Ramai Tagar Blokir Kominfo, Ini Pro dan Kontra Aturan PSE
Kebijakan pendaftaran bagi Penyelenggara Sistem Elektronik atau PSE menuai pro dan kontra. Kalangan yang tidak setuju dengan aturan ini mengkritik pemerintah lewat tagar "blokir Kominfo" di media sosial dan membuat petisi di Change.org.
Protes ini muncul setelah Kementerian Komunikasi dan Informatika (Kemenkominfo) memblokir beberapa PSE yang beroperasi di Tanah Air. Masyarakat merasa dirugikan dengan diblokirnya PayPal hingga game online seperti Steam.
“Saya sebagai pekerja seni sangat dirugikan. Saya hanya full time artist, komisi Saya mengalir di PayPal. Tubuh Saya lemas,” kata akun @ealahkarepmu.
LBH Jakarta menyatakan pemblokiran situs Steam, Epic Games hingga PayPal tindakan sewenang-wenang, melawan hukum, dan menyebabkan kerugian masyarakat.
Pemblokiran dilakukan dengan dalih aplikasi dan situs tidak terdaftar dalam Penyelenggara Sistem Elektronik (PSE) Lingkup Privat berdasarkan Peraturan Menteri Komunikasi dan Informatika Nomor 5 Tahun 2020.
"Pemerintah suka memakai jargon seolah-olah mendukung ekonomi kreatif dan ingin meningkatkan literasi digital tapi malah bertindak sebaliknya," kata pengacara publik LBH Jakarta, Shaleh Al Ghifari.
Kritikan juga datang dari lembaga SAFEnet. Lembaga ini menyatakan banyak pasal yang membuat hak atas privasi dan kebebasan berekspresi terancam dan dengan platform digital mendaftar, berarti sudah mempertaruhkan data penggunanya.
Tiga poin yang dijelaskan SAFEnet terkait pasal tersebut, yaitu:
1. Konten pengguna sewaktu-waktu bisa dihapus kalau dianggap meresahkan dan mengganggu ketertiban umum
2. Sistem dan data pengguna dikasih akses ke kementerian dan aparat penegak hukum
3. Komunikasi privat dibuka oleh aparat penegak hukum
Dukungan Terhadap Aturan PSE
Pakar keamanan siber dari Vaksincom, Alfons A Tanujaya menilai kebijakan terkait PSE merupakan langkah awal dalam penegakan kedaulatan digital Indonesia.
Dia menyebutkan banyak instansi yang berkepentingan dengan pendaftaran PSE ini. "Seperti OJK dan BI yang akan sangat dibantu dalam mengelola aplikasi finansial, pinjol dan dompet digital asing yang menjalankan aktivitasnya di Indonesia tanpa izin," kata Alfons dalam keterangan pers, Senin.

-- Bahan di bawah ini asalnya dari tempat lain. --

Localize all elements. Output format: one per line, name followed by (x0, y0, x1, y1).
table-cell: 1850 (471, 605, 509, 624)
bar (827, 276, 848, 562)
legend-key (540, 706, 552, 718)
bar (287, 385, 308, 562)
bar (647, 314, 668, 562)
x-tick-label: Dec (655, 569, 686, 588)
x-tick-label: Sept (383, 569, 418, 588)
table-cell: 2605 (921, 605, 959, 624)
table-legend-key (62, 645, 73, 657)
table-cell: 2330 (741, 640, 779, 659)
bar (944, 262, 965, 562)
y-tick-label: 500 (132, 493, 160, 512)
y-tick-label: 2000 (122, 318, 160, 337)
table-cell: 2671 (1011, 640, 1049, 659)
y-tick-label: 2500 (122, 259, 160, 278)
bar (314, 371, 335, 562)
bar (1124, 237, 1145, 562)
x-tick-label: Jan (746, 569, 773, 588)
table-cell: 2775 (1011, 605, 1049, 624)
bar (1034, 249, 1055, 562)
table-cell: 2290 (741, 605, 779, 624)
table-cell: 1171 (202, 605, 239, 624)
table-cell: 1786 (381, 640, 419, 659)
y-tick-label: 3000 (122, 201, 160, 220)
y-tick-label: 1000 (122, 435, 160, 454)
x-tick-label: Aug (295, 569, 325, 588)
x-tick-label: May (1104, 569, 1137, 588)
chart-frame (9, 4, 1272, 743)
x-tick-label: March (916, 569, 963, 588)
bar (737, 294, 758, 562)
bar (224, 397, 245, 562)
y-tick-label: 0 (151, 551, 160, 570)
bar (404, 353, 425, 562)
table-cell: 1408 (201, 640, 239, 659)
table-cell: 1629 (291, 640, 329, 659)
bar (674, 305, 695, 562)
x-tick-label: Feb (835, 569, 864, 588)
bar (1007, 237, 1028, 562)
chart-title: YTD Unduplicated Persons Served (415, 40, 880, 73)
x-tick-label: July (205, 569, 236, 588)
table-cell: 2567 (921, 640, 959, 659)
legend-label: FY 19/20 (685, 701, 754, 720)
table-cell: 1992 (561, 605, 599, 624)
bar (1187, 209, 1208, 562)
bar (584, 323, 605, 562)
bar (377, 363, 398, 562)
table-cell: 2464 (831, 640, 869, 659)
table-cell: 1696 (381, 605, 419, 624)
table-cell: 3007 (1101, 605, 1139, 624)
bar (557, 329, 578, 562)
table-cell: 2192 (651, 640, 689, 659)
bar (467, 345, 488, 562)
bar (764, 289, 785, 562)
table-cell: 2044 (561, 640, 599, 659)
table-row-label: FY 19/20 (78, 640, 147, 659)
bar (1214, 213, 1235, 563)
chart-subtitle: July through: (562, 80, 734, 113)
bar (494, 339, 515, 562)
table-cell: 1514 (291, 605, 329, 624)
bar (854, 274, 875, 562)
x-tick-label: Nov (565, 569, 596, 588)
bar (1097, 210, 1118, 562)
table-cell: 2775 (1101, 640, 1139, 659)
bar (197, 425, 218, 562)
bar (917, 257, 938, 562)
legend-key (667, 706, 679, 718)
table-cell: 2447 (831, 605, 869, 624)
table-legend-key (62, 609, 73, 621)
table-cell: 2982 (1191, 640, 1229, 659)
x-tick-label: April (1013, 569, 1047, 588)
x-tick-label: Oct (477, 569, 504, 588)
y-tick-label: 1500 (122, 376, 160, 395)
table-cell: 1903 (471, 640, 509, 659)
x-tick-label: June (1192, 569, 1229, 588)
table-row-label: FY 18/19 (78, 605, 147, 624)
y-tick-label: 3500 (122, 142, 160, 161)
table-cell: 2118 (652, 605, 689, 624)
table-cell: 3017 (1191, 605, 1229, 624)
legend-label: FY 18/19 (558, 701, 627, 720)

Terkait dengan maraknya kritikan, Alfons berpendapat penting bagi pemerintah untuk tidak terlalu kaku, dan harus bisa "bermain cantik".
"Karena PSE asing yang dibiarkan ini sudah memiliki banyak pengguna yang tentunya akan langsung marah dan protes karena comfort zone-nya terganggu," kata Alfons.
Dia juga menyarankan Kominfo membenahi sistem dan organisasinya dengan profesionalisme, transparansi dan pembenahan sistem internal. "Sehingga mampu memberikan layanan yang baik dan tidak mempersulit PSE yang mendaftar atau malah memanfaatkan pendaftaran PSE ini sebagai sarana KKN baru," ujar dia.
Ia juga memberikan contoh Uni Eropa melalui General Data Protection Regulation (EU GDPR) yang profesional. Peraturan organisasi ini pun disegani oleh PSE dan menjadi panutan banyak negara di dunia.
Alfons menyetujui langkah pemblokiran bila PSE tidak berminat mengikuti aturan main. "PSE Indonesia, seperti Gojek, jika ingin berusaha di negara lain, jelas-jelas harus mengikuti aturan di negara yang bersangkutan," kata Alfons.
Dia mengatakan pemerintah sudah memberikan kelonggaran kepada dengan membuka blokir PayPal sehingga pengguna bisa menarik dananya yang tertahan karena tidak bisa mengakses layanan. "Namun, jika Paypal memutuskan tidak ingin mendaftar PSE, masyarakat masih bisa mencari alternatif lain," kata dia.